Preconceito contra pobres tem viés anticapitalista

Clivagem é entranhada na sociedade Integração social favorece crescimento

 

 

A frase em que o ministro Paulo Guedes lamenta a possibilidade que houve no passado do dólar barato de tantas pessoas, incluindo até empregadas domésticas, viajarem para a Disneylândia, traz alguns significados sobre a sociedade brasileira.

Em 1º lugar, porém, é necessário destacar o que a declaração não significa, em contraponto ao que tanto se comentou depois das palavras do ministro. É razoável a hipótese de que isso não prejudicará as negociações das propostas que ele apresentou ao Congresso Nacional, como a PEC da emergência fiscal.

Deputados e senadores tomam decisões de acordo com a avaliação que terão seus eleitores. Incentivos e resistências para apoiar as propostas do governo não mudam com a frase do governo sobre o dólar e as domésticas.

Uma ressalva necessária: outra declaração de Guedes, em que usou o termo “parasitas” para se referir a parte dos funcionários públicos, tem efeito diverso. Repercutiu entre as corporações de servidores, que são fortes e conseguiram com isso arregimentar maior resistência à ideia de uma reforma administrativa. Isso ajudou pouco a empacar a finalização da proposta pelo Executivo.

Outra hipótese razoável é que a frase de Guedes não tenha tido repercussão significativa entre os brasileiros de renda mais baixa. Isso só poderia ser aferido de fato por uma pesquisa de opinião.
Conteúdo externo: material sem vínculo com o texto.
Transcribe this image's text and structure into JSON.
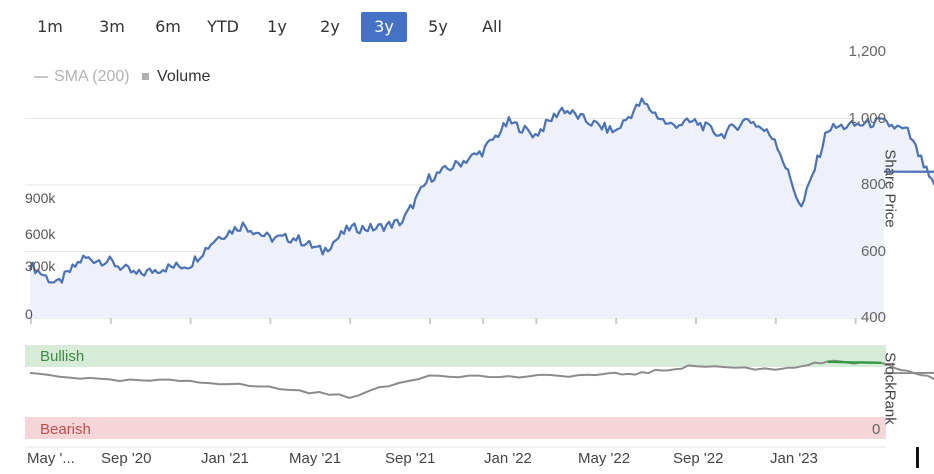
{
  "range_selector": {
    "buttons": [
      "1m",
      "3m",
      "6m",
      "YTD",
      "1y",
      "2y",
      "3y",
      "5y",
      "All"
    ],
    "active": "3y"
  },
  "legend": {
    "sma_label": "SMA (200)",
    "volume_label": "Volume"
  },
  "stockrank": {
    "bullish_label": "Bullish",
    "bearish_label": "Bearish",
    "zero_label": "0",
    "axis_title": "StockRank"
  },
  "colors": {
    "price_line": "#4a72b5",
    "area_fill": "#eef1f9",
    "volume_bars": "#cccccc",
    "rank_line": "#8c8c8c",
    "rank_bull_line": "#2e9a3e",
    "bullish_band": "#d7ebd9",
    "bearish_band": "#f6d5d9",
    "active_button": "#4572c4"
  },
  "chart_data": {
    "type": "line",
    "title": "",
    "xlabel": "",
    "ylabel": "Share Price",
    "y_ticks": [
      "400",
      "600",
      "800",
      "1,000",
      "1,200"
    ],
    "ylim": [
      400,
      1200
    ],
    "x_ticks": [
      "May '...",
      "Sep '20",
      "Jan '21",
      "May '21",
      "Sep '21",
      "Jan '22",
      "May '22",
      "Sep '22",
      "Jan '23"
    ],
    "volume_ticks": [
      "0",
      "300k",
      "600k",
      "900k"
    ],
    "grid": true,
    "series": [
      {
        "name": "Share Price",
        "x": [
          "2020-05",
          "2020-06",
          "2020-07",
          "2020-08",
          "2020-09",
          "2020-10",
          "2020-11",
          "2020-12",
          "2021-01",
          "2021-02",
          "2021-03",
          "2021-04",
          "2021-05",
          "2021-06",
          "2021-07",
          "2021-08",
          "2021-09",
          "2021-10",
          "2021-11",
          "2021-12",
          "2022-01",
          "2022-02",
          "2022-03",
          "2022-04",
          "2022-05",
          "2022-06",
          "2022-07",
          "2022-08",
          "2022-09",
          "2022-10",
          "2022-11",
          "2022-12",
          "2023-01",
          "2023-02",
          "2023-03",
          "2023-04"
        ],
        "values": [
          560,
          500,
          580,
          570,
          530,
          550,
          560,
          640,
          680,
          640,
          640,
          600,
          670,
          670,
          690,
          820,
          860,
          900,
          990,
          950,
          1030,
          990,
          960,
          1050,
          980,
          990,
          950,
          1000,
          940,
          730,
          970,
          980,
          990,
          960,
          790,
          840
        ]
      },
      {
        "name": "Volume",
        "x": [
          "2020-05",
          "2020-08",
          "2020-11",
          "2021-02",
          "2021-05",
          "2021-08",
          "2021-10",
          "2021-12",
          "2022-03",
          "2022-06",
          "2022-09",
          "2022-12",
          "2023-03"
        ],
        "values": [
          300000,
          50000,
          100000,
          140000,
          60000,
          170000,
          270000,
          700000,
          150000,
          60000,
          70000,
          140000,
          90000
        ]
      },
      {
        "name": "StockRank",
        "x": [
          "2020-05",
          "2020-08",
          "2020-11",
          "2021-02",
          "2021-05",
          "2021-08",
          "2021-11",
          "2022-02",
          "2022-04",
          "2022-06",
          "2022-09",
          "2022-11",
          "2023-01",
          "2023-03",
          "2023-04"
        ],
        "values": [
          70,
          62,
          62,
          55,
          45,
          68,
          66,
          68,
          70,
          78,
          74,
          82,
          80,
          64,
          70
        ]
      }
    ]
  }
}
Mas não há notícias de que as pessoas tenham comentado a frase de Guedes nas ruas, no transporte público, nos estádios de futebol.

Aqui cabe também uma ressalva: o fato de não ter repercutido de forma mais ampla na sociedade não significa que não possa a vir a ser usada, por exemplo, na campanha das eleições de 2022. Daí a preocupação de várias pessoas do governo com a frase.

O maior impacto da frase de Guedes foi entre pessoas dos estratos de renda mais alta, especialmente entre a classe média urbana. E não adianta o ministro negar: a frase denota, sim, desdém aos mais pobres. O preconceito social grassa no país. Inclusive entre algumas das pessoas que criticaram Guedes. É frequente acharmos uma Geni no meio político para expiar as nossas mazelas.

O Brasil foi o país que recebeu o maior fluxo de escravos africanos do século 16 ao 19. Foi o último das Américas a colocá-los em liberdade, em 1888. Tem, até hoje, as marcas disso. A disparidade de renda está entre as piores do planeta. Tudo isso segue entranhado na sociedade brasileira. Quantas pessoas falam reservadamente, ou no mínimo pensam, o que Guedes disse em público.

Pode-se olhar para o preconceito em relação aos pobres sob muitos aspectos, como o da injustiça. O fato é que é também 1 problema econômico. Trata-se de algo essencialmente anticapitalista. Henry Ford decidiu, no começo do século passado, fazer carros para serem vendidos aos próprios operários e a seus familiares. Isso fez as vendas crescerem de forma exponencial. O foco do consumo universal ajudou a fazer dos EUA a maior potência econômica global.

Há muito o que melhorar para que o Brasil consiga alcançar altas taxas de crescimento econômico por longo período, incluindo a melhora da educação e da produtividade. Acabar com a clivagem social não é algo que se deva esperar somente para o dia em que o país alcançar alto nível de desenvolvimento. É uma etapa para chegar lá.